Recently there has been a trend to treat CTS by the endoscopic release of the transverse carpal ligament [15,16]. Endoscopic carpal tunnel release is claimed to be associated with minimal pain and scarring due to small incision, a shortened recovery period and a high level of patient satisfaction . The disadvantages of this technique are the higher cost of surgery and the highest learning curve of the surgeon, compared to the open technique [4,17,18]. Current literature suggests that the long–term results of endoscopic carpal tunnel release are the same as those of open carpal tunnel release .
An issue that is sometimes mentioned and discussed in descriptions of median nerve decompression procedures is whether the palmar aponeurosis is dissected during the operation. Most often, it is only the transverse carpal ligament and the flexor retinaculum that are cut. The palmar aponeurosis, which is a continuation of the palmaris longus tendon, lies above these structures and does not need to be dissected to enable decompression of the nerve, especially when the skin incision is made in the area of the wrist line and extends into the palmar surface of the hand [5,6]. When the palmaris longus tendon is missing (10–20%), the palmar aponeurosis fuses directly with the flexor retinaculum [1,7]. In such cases, the aponeurosis may be partially dissected during the decompression procedure. When the incision is made more distally — on the palmar surface of the hand - the palmar aponeurosis is sometimes traversed and partly incised in order to reach the flexor retinaculum. Figure 5 shows the two common incisions for median nerve decompression surgery in patients with carpal tunnel syndrome described above.
Figure 5: The two most common skin incisions in carpal tunnel release surgery.
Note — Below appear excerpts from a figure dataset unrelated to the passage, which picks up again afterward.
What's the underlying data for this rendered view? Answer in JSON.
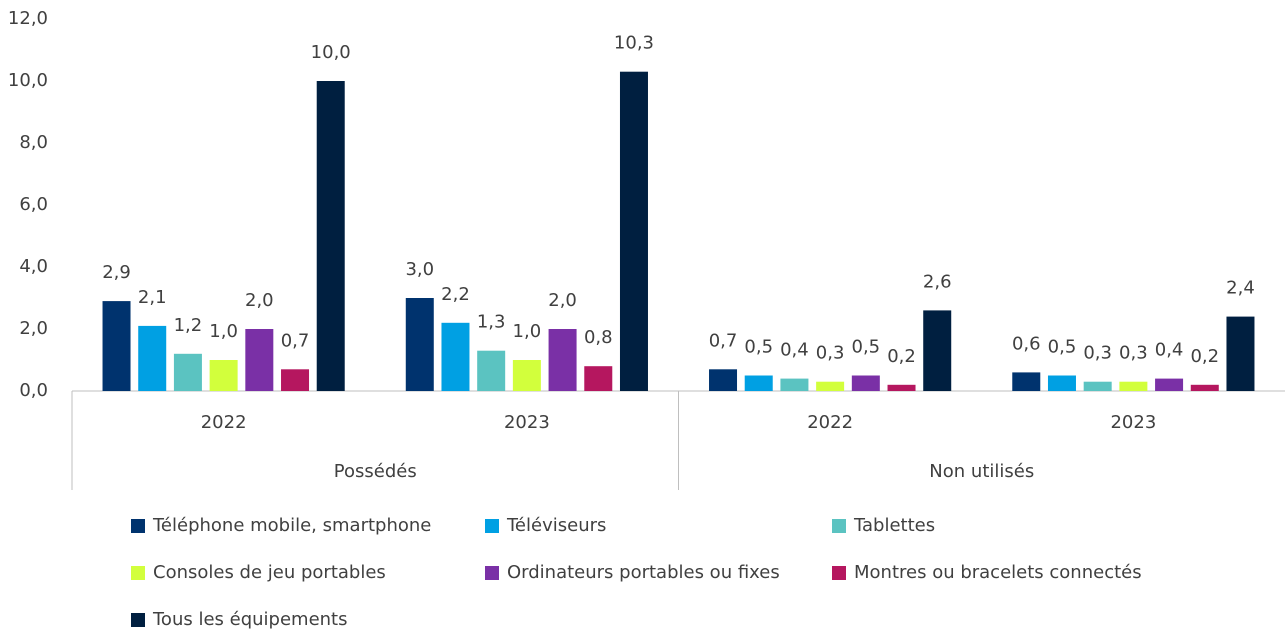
{
  "chart_data": {
    "type": "bar",
    "categories": [
      "2022",
      "2023",
      "2022",
      "2023"
    ],
    "category_groups": [
      {
        "name": "Possédés",
        "span": 2
      },
      {
        "name": "Non utilisés",
        "span": 2
      }
    ],
    "series": [
      {
        "name": "Téléphone mobile, smartphone",
        "color": "#00336e",
        "values": [
          2.9,
          3.0,
          0.7,
          0.6
        ],
        "value_labels": [
          "2,9",
          "3,0",
          "0,7",
          "0,6"
        ]
      },
      {
        "name": "Téléviseurs",
        "color": "#00a0e3",
        "values": [
          2.1,
          2.2,
          0.5,
          0.5
        ],
        "value_labels": [
          "2,1",
          "2,2",
          "0,5",
          "0,5"
        ]
      },
      {
        "name": "Tablettes",
        "color": "#5bc3c1",
        "values": [
          1.2,
          1.3,
          0.4,
          0.3
        ],
        "value_labels": [
          "1,2",
          "1,3",
          "0,4",
          "0,3"
        ]
      },
      {
        "name": "Consoles de jeu portables",
        "color": "#d2ff3c",
        "values": [
          1.0,
          1.0,
          0.3,
          0.3
        ],
        "value_labels": [
          "1,0",
          "1,0",
          "0,3",
          "0,3"
        ]
      },
      {
        "name": "Ordinateurs portables ou fixes",
        "color": "#7a30a6",
        "values": [
          2.0,
          2.0,
          0.5,
          0.4
        ],
        "value_labels": [
          "2,0",
          "2,0",
          "0,5",
          "0,4"
        ]
      },
      {
        "name": "Montres ou bracelets connectés",
        "color": "#b5175f",
        "values": [
          0.7,
          0.8,
          0.2,
          0.2
        ],
        "value_labels": [
          "0,7",
          "0,8",
          "0,2",
          "0,2"
        ]
      },
      {
        "name": "Tous les équipements",
        "color": "#001f40",
        "values": [
          10.0,
          10.3,
          2.6,
          2.4
        ],
        "value_labels": [
          "10,0",
          "10,3",
          "2,6",
          "2,4"
        ]
      }
    ],
    "ylim": [
      0,
      12
    ],
    "yticks": [
      {
        "value": 0,
        "label": "0,0"
      },
      {
        "value": 2,
        "label": "2,0"
      },
      {
        "value": 4,
        "label": "4,0"
      },
      {
        "value": 6,
        "label": "6,0"
      },
      {
        "value": 8,
        "label": "8,0"
      },
      {
        "value": 10,
        "label": "10,0"
      },
      {
        "value": 12,
        "label": "12,0"
      }
    ],
    "grid": false,
    "legend": "bottom"
  }
}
The authors recommend using a grooved probe or small spatula to protect the median nerve from above during the dissection of the flexor retinaculum. Decompression proceeds until the nerve has been released along its course. However, it should be remembered that when the release is proceeding towards the fingers, the anatomic location of the superficial arterial arch should not be crossed as this may cause additional bleeding. Roughly, the line that should not be crossed runs transversely as a continuation of the base of the thumb (Figure 6) [5,6,12].
Figure 6: Anatomic variants of the superficial arterial arch. The dashed line roughly indicates the border of nerve decompression towards the fingers which should not be crossed so as to avoid damage to the superficial arterial arch.
Possible complications of carpal tunnel surgery include: pain due to neuroma formation following transection of palmar cutaneous branch of median nerve, injury to recurrent thenar (motor) branch of median nerve, direct injury to the main trunk of the median nerve, hypertrophic scar causing compression of median nerve, injury to superficial arterial palmar arch , infection, hematoma [1,8].
Awareness of the fine anatomic and topographic details of the surgical site helps avoid complications and/or lack of improvement following median nerve decompression surgery. The use of correct anatomic nomenclature facilitates the exchange of views and discussions about methods of treatment and surgical outcomes among surgeons who carry out these procedures.